Tuesday, April 21, 2009
To Kill a Mockingbird
Harper Lee’s moving story still had the power to make me cry, in spite of the poor quality of some of the acting in this stage adaptation by Christopher Sergel, performed by the Montana Repertory Theatre Sunday at the Brooklyn Center for the Performing Arts at Brooklyn College.
The weakest link was Mikel MacDonald as Atticus Finch, the white southern lawyer and widowed father of two young children who defends a young black man falsely accused of raping a white woman in 1935 rural Alabama. Director Greg Johnson cast this crucial role with someone who at best sounds as if he’s doing a first read-though.
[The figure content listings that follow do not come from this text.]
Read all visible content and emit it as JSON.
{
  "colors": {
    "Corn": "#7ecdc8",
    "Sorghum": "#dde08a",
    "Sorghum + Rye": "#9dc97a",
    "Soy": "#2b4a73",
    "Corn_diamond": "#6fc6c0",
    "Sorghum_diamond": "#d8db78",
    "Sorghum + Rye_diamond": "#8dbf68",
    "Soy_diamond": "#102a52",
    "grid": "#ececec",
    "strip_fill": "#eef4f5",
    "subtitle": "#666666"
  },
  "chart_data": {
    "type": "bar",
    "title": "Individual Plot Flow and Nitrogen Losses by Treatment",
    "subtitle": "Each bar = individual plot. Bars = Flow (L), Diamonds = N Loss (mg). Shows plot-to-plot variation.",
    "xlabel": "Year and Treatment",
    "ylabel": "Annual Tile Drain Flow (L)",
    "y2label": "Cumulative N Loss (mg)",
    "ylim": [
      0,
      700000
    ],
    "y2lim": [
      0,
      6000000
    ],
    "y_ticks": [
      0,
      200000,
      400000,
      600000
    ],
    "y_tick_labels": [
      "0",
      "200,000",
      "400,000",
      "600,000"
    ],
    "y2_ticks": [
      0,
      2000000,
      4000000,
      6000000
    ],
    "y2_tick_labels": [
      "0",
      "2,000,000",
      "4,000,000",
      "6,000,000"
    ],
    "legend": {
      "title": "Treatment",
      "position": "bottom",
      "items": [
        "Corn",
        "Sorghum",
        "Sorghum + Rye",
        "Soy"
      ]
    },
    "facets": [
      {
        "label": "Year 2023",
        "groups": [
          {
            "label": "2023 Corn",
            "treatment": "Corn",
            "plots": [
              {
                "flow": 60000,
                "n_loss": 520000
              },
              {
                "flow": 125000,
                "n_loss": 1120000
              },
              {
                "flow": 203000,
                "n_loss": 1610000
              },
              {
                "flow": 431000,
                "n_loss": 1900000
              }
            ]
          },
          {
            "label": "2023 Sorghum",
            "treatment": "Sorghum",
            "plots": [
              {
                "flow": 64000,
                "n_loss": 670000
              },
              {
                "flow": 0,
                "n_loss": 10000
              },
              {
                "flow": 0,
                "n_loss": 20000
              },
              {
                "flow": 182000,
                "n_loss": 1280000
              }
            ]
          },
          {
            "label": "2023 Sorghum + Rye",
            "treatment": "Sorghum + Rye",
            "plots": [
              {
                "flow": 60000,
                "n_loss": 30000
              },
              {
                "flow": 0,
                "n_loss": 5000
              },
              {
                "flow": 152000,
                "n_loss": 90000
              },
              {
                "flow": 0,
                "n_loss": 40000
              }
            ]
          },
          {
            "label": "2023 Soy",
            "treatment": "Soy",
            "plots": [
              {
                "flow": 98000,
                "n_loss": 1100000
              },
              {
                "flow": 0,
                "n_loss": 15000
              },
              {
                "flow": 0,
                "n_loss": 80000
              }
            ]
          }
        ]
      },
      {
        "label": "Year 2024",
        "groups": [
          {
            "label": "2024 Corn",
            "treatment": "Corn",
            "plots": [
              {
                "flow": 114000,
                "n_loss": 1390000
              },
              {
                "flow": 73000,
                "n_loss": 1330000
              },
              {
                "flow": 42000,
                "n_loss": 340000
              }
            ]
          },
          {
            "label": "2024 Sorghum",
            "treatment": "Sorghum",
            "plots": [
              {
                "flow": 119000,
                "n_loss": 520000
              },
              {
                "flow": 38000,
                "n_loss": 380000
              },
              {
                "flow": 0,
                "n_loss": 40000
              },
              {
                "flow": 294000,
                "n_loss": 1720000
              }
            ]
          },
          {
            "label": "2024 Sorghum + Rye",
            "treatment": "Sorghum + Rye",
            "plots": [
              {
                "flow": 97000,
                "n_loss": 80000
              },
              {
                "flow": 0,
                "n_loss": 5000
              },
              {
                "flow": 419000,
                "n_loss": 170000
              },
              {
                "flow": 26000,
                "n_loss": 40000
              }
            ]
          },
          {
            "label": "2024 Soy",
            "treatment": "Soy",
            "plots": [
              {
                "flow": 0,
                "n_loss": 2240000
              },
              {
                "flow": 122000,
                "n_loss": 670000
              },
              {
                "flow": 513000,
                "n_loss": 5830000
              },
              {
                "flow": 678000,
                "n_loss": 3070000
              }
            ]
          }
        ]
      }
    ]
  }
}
The actor who played Judge Taylor (Jackson Palmer) also was weak, and the effect of these two ineffective performances reduced the whole production to an amateur level, which is a shame because some elements did shine.
Luckily Scout (Marie Fahlgren), Addicus’s tomboyish daughter through whose eyes we see the story, is good, as are her older brother, Jem (Jennifer Fleming-Lovely), and Dill (Heather Schmidt), a little boy visiting relatives in the neighborhood. The strongest performance is by Robert Karma Robinson (in photo) as Tom Robinson, the accused man.
Scenic designer Bill Raoul’s sets, coupled with Mark Dean’s lighting, shift easily and believably from front yard, to jail house to courtroom.
Montana Rep’s production celebrates the Pulitzer Prize-winning novel’s 50th anniversary. The play is good and deserves better performers, especially since it’s hard to watch and not be reminded of the beautiful 1962 movie, with its Oscar-winning screenplay by Horton Foote. Gregory Peck, one of my all-time favorite actors, won an Oscar for his portrayal of Atticus. The film, which had been nominated for eight Academy Awards, also won for best art direction.
Established in 1967, Montana Rep has become a widely recognized touring company. The Brooklyn Center for the Performing Arts’s presentations explore both the classical traditions and the boldest contemporary performances -- embracing the world culture that defines Brooklyn -- and boasts one of the largest arts education programs in the borough, serving schoolchildren from more than 225 schools annually.